Thérapie génique par vecteur non viral (nanoparticules PBAE)
Les nanoparticules de poly(β-aminoester) (PBAE) sont considérées comme des vecteurs de délivrance de gènes non viraux biodégradables prometteurs1).
L’injection sous-choroïdienne de nanoparticules PBAE a montré une expression soutenue de GFP pendant plus de 6 mois. De plus, l’injection sous-choroïdienne est supérieure à l’injection intravitréenne et sous-rétinienne en termes de quantité et de distribution de l’expression génique1).
Dans une étude sur de grands animaux (miniporcs), une seule injection sous-choroïdienne de NP PBAE (19 μg/50 μL) a montré une transfection étendue sur toute la circonférence de l’œil. La coloration à l’hématoxyline-éosine n’a révélé aucun signe de toxicité ou d’infiltration de cellules inflammatoires, et l’expression a persisté ou augmenté jusqu’à 12 semaines1).
Les nanoparticules PBAE présentent les avantages suivants par rapport aux vecteurs viraux.
Grande capacité de chargement : pas de limite d’environ 5 kb comme pour l’AAV1)
Sécurité de l’administration répétée : faible immunogénicité permettant une réadministration 1)
Coût de fabrication : peut être fabriqué à un coût relativement faible1)
Stabilité de conservation : le lyophilisat est stable pendant plus de 2 ans à -20°C et plus de 3 mois à 4°C1)
Aflibercept (anti-VEGF) : L’essai TYBEE a évalué la combinaison de l’acétonide de triamcinolone suprachoroidien et de l’aflibercept intravitréen. Le groupe combiné a montré une amélioration anatomique significative de l’épaisseur rétinienne fovéale, mais aucune différence significative dans l’amélioration de l’acuité visuelle.
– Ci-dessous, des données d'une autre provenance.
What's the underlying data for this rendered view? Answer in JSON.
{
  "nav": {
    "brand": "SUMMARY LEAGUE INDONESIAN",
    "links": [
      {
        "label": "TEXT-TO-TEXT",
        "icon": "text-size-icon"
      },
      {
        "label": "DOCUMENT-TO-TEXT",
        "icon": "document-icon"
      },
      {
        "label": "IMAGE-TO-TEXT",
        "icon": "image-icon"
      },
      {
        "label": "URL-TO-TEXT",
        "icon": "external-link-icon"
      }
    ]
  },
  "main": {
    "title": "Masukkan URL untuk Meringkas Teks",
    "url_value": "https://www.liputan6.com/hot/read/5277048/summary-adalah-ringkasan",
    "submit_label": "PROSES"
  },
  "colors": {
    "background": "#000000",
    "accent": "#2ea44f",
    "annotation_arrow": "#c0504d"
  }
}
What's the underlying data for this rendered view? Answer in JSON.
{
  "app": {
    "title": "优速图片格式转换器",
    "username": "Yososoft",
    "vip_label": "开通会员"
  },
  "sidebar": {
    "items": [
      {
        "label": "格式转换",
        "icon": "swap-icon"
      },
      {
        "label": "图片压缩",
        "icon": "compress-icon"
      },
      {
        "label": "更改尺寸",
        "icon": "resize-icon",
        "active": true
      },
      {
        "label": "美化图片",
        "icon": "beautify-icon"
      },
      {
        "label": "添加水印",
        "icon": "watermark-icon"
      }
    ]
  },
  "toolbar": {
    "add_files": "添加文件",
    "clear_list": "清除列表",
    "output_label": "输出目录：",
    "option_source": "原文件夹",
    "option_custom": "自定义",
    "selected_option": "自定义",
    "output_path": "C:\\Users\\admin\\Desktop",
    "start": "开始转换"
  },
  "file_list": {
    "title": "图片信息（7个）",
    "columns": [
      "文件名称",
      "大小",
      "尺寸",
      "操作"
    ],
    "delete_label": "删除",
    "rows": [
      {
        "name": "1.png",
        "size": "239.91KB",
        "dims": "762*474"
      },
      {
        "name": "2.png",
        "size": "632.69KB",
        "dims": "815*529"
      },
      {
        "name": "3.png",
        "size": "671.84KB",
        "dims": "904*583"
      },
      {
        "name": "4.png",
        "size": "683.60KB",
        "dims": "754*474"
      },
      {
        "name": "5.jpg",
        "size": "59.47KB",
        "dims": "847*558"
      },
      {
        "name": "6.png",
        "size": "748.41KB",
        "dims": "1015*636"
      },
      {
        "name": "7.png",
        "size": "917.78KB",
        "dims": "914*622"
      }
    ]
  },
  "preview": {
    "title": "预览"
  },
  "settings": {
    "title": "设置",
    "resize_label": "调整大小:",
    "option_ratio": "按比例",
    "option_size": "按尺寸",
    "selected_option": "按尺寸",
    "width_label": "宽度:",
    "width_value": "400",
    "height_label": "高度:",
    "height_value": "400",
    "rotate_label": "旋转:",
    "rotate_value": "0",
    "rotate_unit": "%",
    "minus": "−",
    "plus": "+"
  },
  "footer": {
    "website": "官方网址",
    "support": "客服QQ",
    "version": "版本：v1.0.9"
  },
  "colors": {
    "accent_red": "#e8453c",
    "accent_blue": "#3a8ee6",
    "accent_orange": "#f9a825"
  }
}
Belzupacap sarotalocan (AU-011) : conjugué médicament-particule de type viral pour le mélanome choroïdien. Il utilise un photosensibilisateur à la phtalocyanine activé par un laser de 689 nm.
QQu'est-ce qui changerait si la thérapie génique suprachoroidienne devenait pratique courante ?
A
Le traitement actuel de la dégénérescence maculaire liée à l’âge exsudative et de l’œdème maculaire diabétique nécessite des injections intravitréennes fréquentes d’anti-VEGF, mais la thérapie génique pourrait offrir un effet thérapeutique à long terme avec une seule administration. Dans l’essai AAVIATE, le taux d’injections annuelles a été réduit de 80 % et 50 % des patients n’ont pas eu besoin d’injections supplémentaires 1). Cependant, tous les patients ne répondent pas au traitement, et des recherches supplémentaires sont nécessaires.
Lim Y, Campochiaro PA, Green JJ. Suprachoroidal delivery of viral and non-viral vectors for treatment of retinal and choroidal vascular diseases. Am J Ophthalmol. 2025;277:518-533.
Siddique SS, Suelves AM, Baheti U, Foster CS. Glaucoma and uveitis. Surv Ophthalmol. 2013;58(1):1-10.
Kansara V, Muya L, Wan C-r, Ciulla TA. Suprachoroidal delivery of viral and nonviral gene therapy for retinal diseases. J Ocul Pharmacol Ther. 2020;36(6):384-392.